Reminiscent of last month’s WannaCry attack, there is a ransomware exploiting vulnerabilities in the Windows operating system. Once a computer is infected, the hard drive is encrypted with a private key, meaning only the attacker has access to the data. The hackers then demand a ransom in Bitcoin to unlock the computer’s data.
Take a look at a video of how CUJO stops it:
What industries were affected?
The most severe damage is being reported in Ukraine, with systems in the central bank, state telecom, public metro, airport, and various business being affected. Even the Chernobyl nuclear power plant is affected, having to switch to manual monitoring systems.
The virus has spread internationally.
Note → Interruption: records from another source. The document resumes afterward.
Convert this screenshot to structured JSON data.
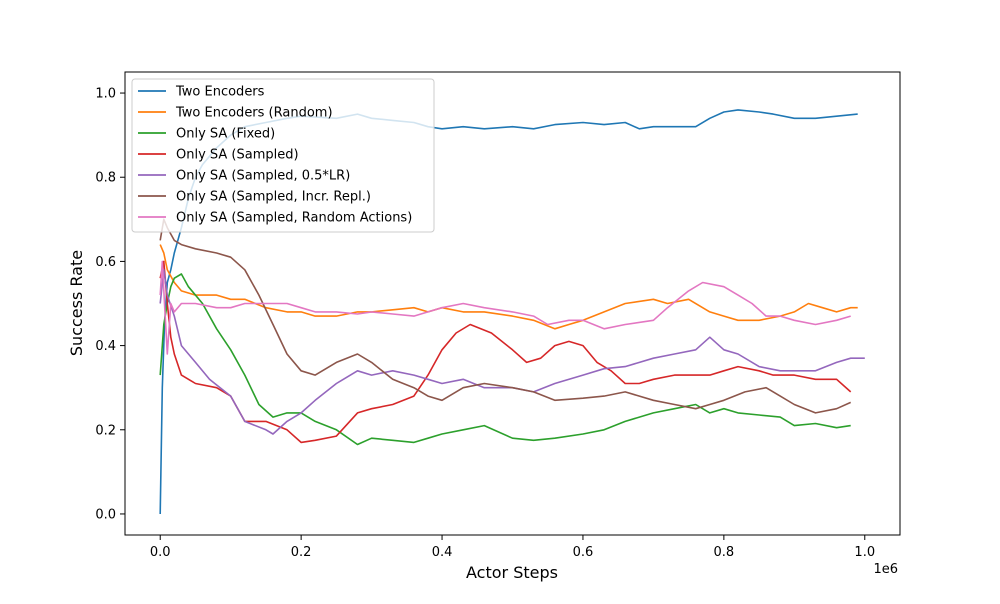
{
  "chart_data": {
    "type": "line",
    "title": "",
    "xlabel": "Actor Steps",
    "ylabel": "Success Rate",
    "x_offset_label": "1e6",
    "xlim": [
      -0.05,
      1.05
    ],
    "ylim": [
      -0.05,
      1.05
    ],
    "xticks": [
      0.0,
      0.2,
      0.4,
      0.6,
      0.8,
      1.0
    ],
    "xtick_labels": [
      "0.0",
      "0.2",
      "0.4",
      "0.6",
      "0.8",
      "1.0"
    ],
    "yticks": [
      0.0,
      0.2,
      0.4,
      0.6,
      0.8,
      1.0
    ],
    "ytick_labels": [
      "0.0",
      "0.2",
      "0.4",
      "0.6",
      "0.8",
      "1.0"
    ],
    "grid": false,
    "legend_position": "top-left",
    "series": [
      {
        "name": "Two Encoders",
        "color": "#1f77b4",
        "points": [
          [
            0.0,
            0.0
          ],
          [
            0.003,
            0.3
          ],
          [
            0.006,
            0.45
          ],
          [
            0.01,
            0.55
          ],
          [
            0.015,
            0.58
          ],
          [
            0.02,
            0.62
          ],
          [
            0.03,
            0.68
          ],
          [
            0.04,
            0.75
          ],
          [
            0.05,
            0.8
          ],
          [
            0.06,
            0.83
          ],
          [
            0.08,
            0.87
          ],
          [
            0.1,
            0.9
          ],
          [
            0.12,
            0.92
          ],
          [
            0.15,
            0.93
          ],
          [
            0.18,
            0.94
          ],
          [
            0.2,
            0.945
          ],
          [
            0.25,
            0.94
          ],
          [
            0.28,
            0.95
          ],
          [
            0.3,
            0.94
          ],
          [
            0.33,
            0.935
          ],
          [
            0.36,
            0.93
          ],
          [
            0.38,
            0.92
          ],
          [
            0.4,
            0.915
          ],
          [
            0.43,
            0.92
          ],
          [
            0.46,
            0.915
          ],
          [
            0.5,
            0.92
          ],
          [
            0.53,
            0.915
          ],
          [
            0.56,
            0.925
          ],
          [
            0.6,
            0.93
          ],
          [
            0.63,
            0.925
          ],
          [
            0.66,
            0.93
          ],
          [
            0.68,
            0.915
          ],
          [
            0.7,
            0.92
          ],
          [
            0.73,
            0.92
          ],
          [
            0.76,
            0.92
          ],
          [
            0.78,
            0.94
          ],
          [
            0.8,
            0.955
          ],
          [
            0.82,
            0.96
          ],
          [
            0.85,
            0.955
          ],
          [
            0.87,
            0.95
          ],
          [
            0.9,
            0.94
          ],
          [
            0.93,
            0.94
          ],
          [
            0.96,
            0.945
          ],
          [
            0.99,
            0.95
          ]
        ]
      },
      {
        "name": "Two Encoders (Random)",
        "color": "#ff7f0e",
        "points": [
          [
            0.0,
            0.64
          ],
          [
            0.005,
            0.62
          ],
          [
            0.01,
            0.58
          ],
          [
            0.02,
            0.55
          ],
          [
            0.03,
            0.53
          ],
          [
            0.05,
            0.52
          ],
          [
            0.08,
            0.52
          ],
          [
            0.1,
            0.51
          ],
          [
            0.12,
            0.51
          ],
          [
            0.15,
            0.49
          ],
          [
            0.18,
            0.48
          ],
          [
            0.2,
            0.48
          ],
          [
            0.22,
            0.47
          ],
          [
            0.25,
            0.47
          ],
          [
            0.28,
            0.48
          ],
          [
            0.3,
            0.48
          ],
          [
            0.33,
            0.485
          ],
          [
            0.36,
            0.49
          ],
          [
            0.38,
            0.48
          ],
          [
            0.4,
            0.49
          ],
          [
            0.43,
            0.48
          ],
          [
            0.46,
            0.48
          ],
          [
            0.5,
            0.47
          ],
          [
            0.53,
            0.46
          ],
          [
            0.56,
            0.44
          ],
          [
            0.58,
            0.45
          ],
          [
            0.6,
            0.46
          ],
          [
            0.63,
            0.48
          ],
          [
            0.66,
            0.5
          ],
          [
            0.7,
            0.51
          ],
          [
            0.72,
            0.5
          ],
          [
            0.75,
            0.51
          ],
          [
            0.78,
            0.48
          ],
          [
            0.8,
            0.47
          ],
          [
            0.82,
            0.46
          ],
          [
            0.85,
            0.46
          ],
          [
            0.88,
            0.47
          ],
          [
            0.9,
            0.48
          ],
          [
            0.92,
            0.5
          ],
          [
            0.94,
            0.49
          ],
          [
            0.96,
            0.48
          ],
          [
            0.98,
            0.49
          ],
          [
            0.99,
            0.49
          ]
        ]
      },
      {
        "name": "Only SA (Fixed)",
        "color": "#2ca02c",
        "points": [
          [
            0.0,
            0.33
          ],
          [
            0.005,
            0.45
          ],
          [
            0.01,
            0.5
          ],
          [
            0.015,
            0.54
          ],
          [
            0.02,
            0.56
          ],
          [
            0.03,
            0.57
          ],
          [
            0.04,
            0.54
          ],
          [
            0.06,
            0.5
          ],
          [
            0.08,
            0.44
          ],
          [
            0.1,
            0.39
          ],
          [
            0.12,
            0.33
          ],
          [
            0.14,
            0.26
          ],
          [
            0.16,
            0.23
          ],
          [
            0.18,
            0.24
          ],
          [
            0.2,
            0.24
          ],
          [
            0.22,
            0.22
          ],
          [
            0.25,
            0.2
          ],
          [
            0.28,
            0.165
          ],
          [
            0.3,
            0.18
          ],
          [
            0.33,
            0.175
          ],
          [
            0.36,
            0.17
          ],
          [
            0.38,
            0.18
          ],
          [
            0.4,
            0.19
          ],
          [
            0.43,
            0.2
          ],
          [
            0.46,
            0.21
          ],
          [
            0.5,
            0.18
          ],
          [
            0.53,
            0.175
          ],
          [
            0.56,
            0.18
          ],
          [
            0.6,
            0.19
          ],
          [
            0.63,
            0.2
          ],
          [
            0.66,
            0.22
          ],
          [
            0.7,
            0.24
          ],
          [
            0.73,
            0.25
          ],
          [
            0.76,
            0.26
          ],
          [
            0.78,
            0.24
          ],
          [
            0.8,
            0.25
          ],
          [
            0.82,
            0.24
          ],
          [
            0.85,
            0.235
          ],
          [
            0.88,
            0.23
          ],
          [
            0.9,
            0.21
          ],
          [
            0.93,
            0.215
          ],
          [
            0.96,
            0.205
          ],
          [
            0.98,
            0.21
          ]
        ]
      },
      {
        "name": "Only SA (Sampled)",
        "color": "#d62728",
        "points": [
          [
            0.0,
            0.56
          ],
          [
            0.005,
            0.6
          ],
          [
            0.01,
            0.5
          ],
          [
            0.015,
            0.42
          ],
          [
            0.02,
            0.38
          ],
          [
            0.03,
            0.33
          ],
          [
            0.05,
            0.31
          ],
          [
            0.08,
            0.3
          ],
          [
            0.1,
            0.28
          ],
          [
            0.12,
            0.22
          ],
          [
            0.15,
            0.22
          ],
          [
            0.18,
            0.2
          ],
          [
            0.2,
            0.17
          ],
          [
            0.22,
            0.175
          ],
          [
            0.25,
            0.185
          ],
          [
            0.28,
            0.24
          ],
          [
            0.3,
            0.25
          ],
          [
            0.33,
            0.26
          ],
          [
            0.36,
            0.28
          ],
          [
            0.38,
            0.33
          ],
          [
            0.4,
            0.39
          ],
          [
            0.42,
            0.43
          ],
          [
            0.44,
            0.45
          ],
          [
            0.47,
            0.43
          ],
          [
            0.5,
            0.39
          ],
          [
            0.52,
            0.36
          ],
          [
            0.54,
            0.37
          ],
          [
            0.56,
            0.4
          ],
          [
            0.58,
            0.41
          ],
          [
            0.6,
            0.4
          ],
          [
            0.62,
            0.36
          ],
          [
            0.64,
            0.34
          ],
          [
            0.66,
            0.31
          ],
          [
            0.68,
            0.31
          ],
          [
            0.7,
            0.32
          ],
          [
            0.73,
            0.33
          ],
          [
            0.76,
            0.33
          ],
          [
            0.78,
            0.33
          ],
          [
            0.8,
            0.34
          ],
          [
            0.82,
            0.35
          ],
          [
            0.85,
            0.34
          ],
          [
            0.87,
            0.33
          ],
          [
            0.9,
            0.33
          ],
          [
            0.93,
            0.32
          ],
          [
            0.96,
            0.32
          ],
          [
            0.98,
            0.29
          ]
        ]
      },
      {
        "name": "Only SA (Sampled, 0.5*LR)",
        "color": "#9467bd",
        "points": [
          [
            0.0,
            0.5
          ],
          [
            0.005,
            0.58
          ],
          [
            0.01,
            0.52
          ],
          [
            0.02,
            0.47
          ],
          [
            0.03,
            0.4
          ],
          [
            0.05,
            0.36
          ],
          [
            0.07,
            0.32
          ],
          [
            0.1,
            0.28
          ],
          [
            0.12,
            0.22
          ],
          [
            0.15,
            0.2
          ],
          [
            0.16,
            0.19
          ],
          [
            0.18,
            0.22
          ],
          [
            0.2,
            0.24
          ],
          [
            0.22,
            0.27
          ],
          [
            0.25,
            0.31
          ],
          [
            0.28,
            0.34
          ],
          [
            0.3,
            0.33
          ],
          [
            0.33,
            0.34
          ],
          [
            0.36,
            0.33
          ],
          [
            0.38,
            0.32
          ],
          [
            0.4,
            0.31
          ],
          [
            0.43,
            0.32
          ],
          [
            0.46,
            0.3
          ],
          [
            0.5,
            0.3
          ],
          [
            0.53,
            0.29
          ],
          [
            0.56,
            0.31
          ],
          [
            0.6,
            0.33
          ],
          [
            0.63,
            0.345
          ],
          [
            0.66,
            0.35
          ],
          [
            0.7,
            0.37
          ],
          [
            0.73,
            0.38
          ],
          [
            0.76,
            0.39
          ],
          [
            0.78,
            0.42
          ],
          [
            0.8,
            0.39
          ],
          [
            0.82,
            0.38
          ],
          [
            0.85,
            0.35
          ],
          [
            0.88,
            0.34
          ],
          [
            0.9,
            0.34
          ],
          [
            0.93,
            0.34
          ],
          [
            0.96,
            0.36
          ],
          [
            0.98,
            0.37
          ],
          [
            1.0,
            0.37
          ]
        ]
      },
      {
        "name": "Only SA (Sampled, Incr. Repl.)",
        "color": "#8c564b",
        "points": [
          [
            0.0,
            0.65
          ],
          [
            0.005,
            0.7
          ],
          [
            0.01,
            0.68
          ],
          [
            0.02,
            0.65
          ],
          [
            0.03,
            0.64
          ],
          [
            0.05,
            0.63
          ],
          [
            0.08,
            0.62
          ],
          [
            0.1,
            0.61
          ],
          [
            0.12,
            0.58
          ],
          [
            0.14,
            0.52
          ],
          [
            0.16,
            0.45
          ],
          [
            0.18,
            0.38
          ],
          [
            0.2,
            0.34
          ],
          [
            0.22,
            0.33
          ],
          [
            0.25,
            0.36
          ],
          [
            0.28,
            0.38
          ],
          [
            0.3,
            0.36
          ],
          [
            0.33,
            0.32
          ],
          [
            0.36,
            0.3
          ],
          [
            0.38,
            0.28
          ],
          [
            0.4,
            0.27
          ],
          [
            0.43,
            0.3
          ],
          [
            0.46,
            0.31
          ],
          [
            0.5,
            0.3
          ],
          [
            0.53,
            0.29
          ],
          [
            0.56,
            0.27
          ],
          [
            0.6,
            0.275
          ],
          [
            0.63,
            0.28
          ],
          [
            0.66,
            0.29
          ],
          [
            0.7,
            0.27
          ],
          [
            0.73,
            0.26
          ],
          [
            0.76,
            0.25
          ],
          [
            0.78,
            0.26
          ],
          [
            0.8,
            0.27
          ],
          [
            0.83,
            0.29
          ],
          [
            0.86,
            0.3
          ],
          [
            0.88,
            0.28
          ],
          [
            0.9,
            0.26
          ],
          [
            0.93,
            0.24
          ],
          [
            0.96,
            0.25
          ],
          [
            0.98,
            0.265
          ]
        ]
      },
      {
        "name": "Only SA (Sampled, Random Actions)",
        "color": "#e377c2",
        "points": [
          [
            0.0,
            0.52
          ],
          [
            0.003,
            0.6
          ],
          [
            0.006,
            0.5
          ],
          [
            0.01,
            0.38
          ],
          [
            0.015,
            0.5
          ],
          [
            0.02,
            0.48
          ],
          [
            0.03,
            0.5
          ],
          [
            0.05,
            0.5
          ],
          [
            0.08,
            0.49
          ],
          [
            0.1,
            0.49
          ],
          [
            0.12,
            0.5
          ],
          [
            0.15,
            0.5
          ],
          [
            0.18,
            0.5
          ],
          [
            0.2,
            0.49
          ],
          [
            0.22,
            0.48
          ],
          [
            0.25,
            0.48
          ],
          [
            0.28,
            0.475
          ],
          [
            0.3,
            0.48
          ],
          [
            0.33,
            0.475
          ],
          [
            0.36,
            0.47
          ],
          [
            0.38,
            0.48
          ],
          [
            0.4,
            0.49
          ],
          [
            0.43,
            0.5
          ],
          [
            0.46,
            0.49
          ],
          [
            0.5,
            0.48
          ],
          [
            0.53,
            0.47
          ],
          [
            0.55,
            0.45
          ],
          [
            0.58,
            0.46
          ],
          [
            0.6,
            0.46
          ],
          [
            0.63,
            0.44
          ],
          [
            0.66,
            0.45
          ],
          [
            0.7,
            0.46
          ],
          [
            0.72,
            0.49
          ],
          [
            0.75,
            0.53
          ],
          [
            0.77,
            0.55
          ],
          [
            0.8,
            0.54
          ],
          [
            0.82,
            0.52
          ],
          [
            0.84,
            0.5
          ],
          [
            0.86,
            0.47
          ],
          [
            0.88,
            0.47
          ],
          [
            0.9,
            0.46
          ],
          [
            0.93,
            0.45
          ],
          [
            0.96,
            0.46
          ],
          [
            0.98,
            0.47
          ]
        ]
      }
    ]
  }
}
The Danish shipping company Maersk, which is the largest shipping company in the world, is reporting systems down. In Russia, the oil company Rosneft has been infected.
There are now cases being recorded in the United States, including the pharmaceutical company Merck, a Pittsburgh-area hospital, and the US offices of law firm DLA Piper. At Merck, the problem extended to the global offices, with phones and PCs out of action, and employees going home.
Petya or notPetya?
Security researchers from various companies have first identified this ransomware as “Petya” but then later clarified that it is a new strain, now calling it “NotPetya.” The virus has attacked at least 2,000 users as of this afternoon, but the final count is likely to be much higher.
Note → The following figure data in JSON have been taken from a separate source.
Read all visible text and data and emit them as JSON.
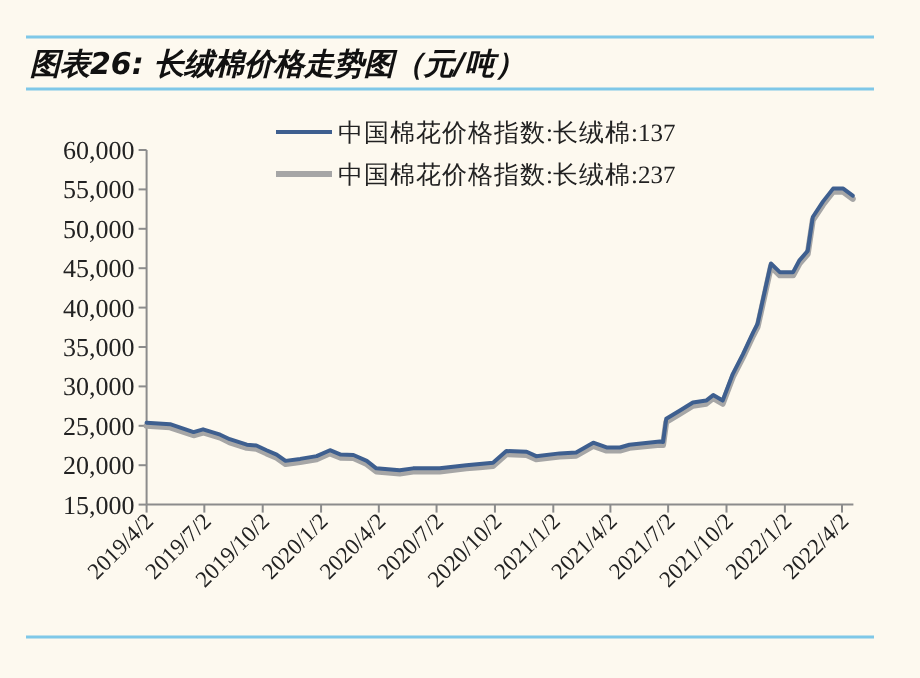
{
  "chart_data": {
    "type": "line",
    "title": "图表26: 长绒棉价格走势图（元/吨）",
    "x": [
      "2019-04-02",
      "2019-05-09",
      "2019-06-15",
      "2019-06-30",
      "2019-07-27",
      "2019-08-11",
      "2019-09-07",
      "2019-09-22",
      "2019-10-08",
      "2019-10-24",
      "2019-11-07",
      "2019-11-30",
      "2019-12-26",
      "2020-01-16",
      "2020-02-02",
      "2020-02-22",
      "2020-03-14",
      "2020-03-29",
      "2020-05-05",
      "2020-05-26",
      "2020-07-07",
      "2020-08-18",
      "2020-09-08",
      "2020-09-29",
      "2020-10-20",
      "2020-11-21",
      "2020-12-06",
      "2021-01-12",
      "2021-02-07",
      "2021-03-06",
      "2021-03-27",
      "2021-04-17",
      "2021-05-02",
      "2021-06-19",
      "2021-06-24",
      "2021-06-29",
      "2021-07-20",
      "2021-08-10",
      "2021-08-31",
      "2021-09-11",
      "2021-09-26",
      "2021-10-12",
      "2021-10-28",
      "2021-11-13",
      "2021-11-20",
      "2021-12-11",
      "2021-12-25",
      "2022-01-15",
      "2022-01-25",
      "2022-02-07",
      "2022-02-15",
      "2022-03-03",
      "2022-03-19",
      "2022-04-04",
      "2022-04-19"
    ],
    "series": [
      {
        "name": "中国棉花价格指数:长绒棉:137",
        "color": "#3e5f8f",
        "values": [
          25400,
          25200,
          24200,
          24550,
          23870,
          23300,
          22600,
          22500,
          21900,
          21350,
          20550,
          20800,
          21150,
          21900,
          21350,
          21300,
          20550,
          19600,
          19350,
          19600,
          19600,
          20000,
          20150,
          20300,
          21800,
          21700,
          21150,
          21500,
          21600,
          22850,
          22250,
          22250,
          22600,
          23000,
          22950,
          25900,
          26900,
          27950,
          28200,
          28900,
          28200,
          31600,
          34100,
          36850,
          37950,
          45600,
          44500,
          44500,
          46000,
          47200,
          51500,
          53450,
          55100,
          55100,
          54200
        ]
      },
      {
        "name": "中国棉花价格指数:长绒棉:237",
        "color": "#a6a6a6",
        "values": [
          25000,
          24800,
          23800,
          24150,
          23500,
          22900,
          22200,
          22100,
          21500,
          20950,
          20150,
          20400,
          20750,
          21500,
          20950,
          20900,
          20150,
          19200,
          18950,
          19200,
          19200,
          19600,
          19750,
          19900,
          21400,
          21300,
          20750,
          21100,
          21200,
          22450,
          21850,
          21850,
          22200,
          22600,
          22550,
          25500,
          26500,
          27550,
          27800,
          28500,
          27800,
          31200,
          33700,
          36450,
          37550,
          45200,
          44100,
          44100,
          45600,
          46800,
          51100,
          53050,
          54700,
          54700,
          53800
        ]
      }
    ],
    "xlim": [
      "2019-04-02",
      "2022-04-20"
    ],
    "xticks": [
      {
        "value": "2019-04-02",
        "label": "2019/4/2"
      },
      {
        "value": "2019-07-02",
        "label": "2019/7/2"
      },
      {
        "value": "2019-10-02",
        "label": "2019/10/2"
      },
      {
        "value": "2020-01-02",
        "label": "2020/1/2"
      },
      {
        "value": "2020-04-02",
        "label": "2020/4/2"
      },
      {
        "value": "2020-07-02",
        "label": "2020/7/2"
      },
      {
        "value": "2020-10-02",
        "label": "2020/10/2"
      },
      {
        "value": "2021-01-02",
        "label": "2021/1/2"
      },
      {
        "value": "2021-04-02",
        "label": "2021/4/2"
      },
      {
        "value": "2021-07-02",
        "label": "2021/7/2"
      },
      {
        "value": "2021-10-02",
        "label": "2021/10/2"
      },
      {
        "value": "2022-01-02",
        "label": "2022/1/2"
      },
      {
        "value": "2022-04-02",
        "label": "2022/4/2"
      }
    ],
    "ylim": [
      15000,
      60000
    ],
    "yticks": [
      {
        "value": 15000,
        "label": "15,000"
      },
      {
        "value": 20000,
        "label": "20,000"
      },
      {
        "value": 25000,
        "label": "25,000"
      },
      {
        "value": 30000,
        "label": "30,000"
      },
      {
        "value": 35000,
        "label": "35,000"
      },
      {
        "value": 40000,
        "label": "40,000"
      },
      {
        "value": 45000,
        "label": "45,000"
      },
      {
        "value": 50000,
        "label": "50,000"
      },
      {
        "value": 55000,
        "label": "55,000"
      },
      {
        "value": 60000,
        "label": "60,000"
      }
    ],
    "legend": "top"
  }
}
The security researchers are reporting that this ransomware uses the same exploit as used in WannaCry. Originally published in April by the Shadow Brokers, the EternalBlue exploit targets Windows’ SMB file-sharing system and is believed to have been developed by the NSA. Microsoft has since patched the vulnerability, but administrators have been slow to update their systems.
The Petya ransomware authors are professionals, and they use something of like an affiliate model for their payouts. Distributors of the ransomware receive up to 85% of the paid ransom with the malware creators keeping 15%.
At the time of this email, 22 payments have been made in Bitcoin, with the amount totaling to just $5,515. Which might be a good day’s pay for a lot of people, but no doubt the giant global corporations affected would’ve gladly paid more to avoid this entire problem.
How CUJO stops it?
By now, you’re probably wondering how CUJO protects from malware such as this. CUJO protects you from receiving the malicious payload. Meaning that we have up to the second updates on the websites that could be hosting this malware.
If you would click on a link in an email or go to a website that is known to be hosting this ransomware, CUJO would block it immediately. We recommend updating your operating systems to the latest version, especially if you are a Windows user.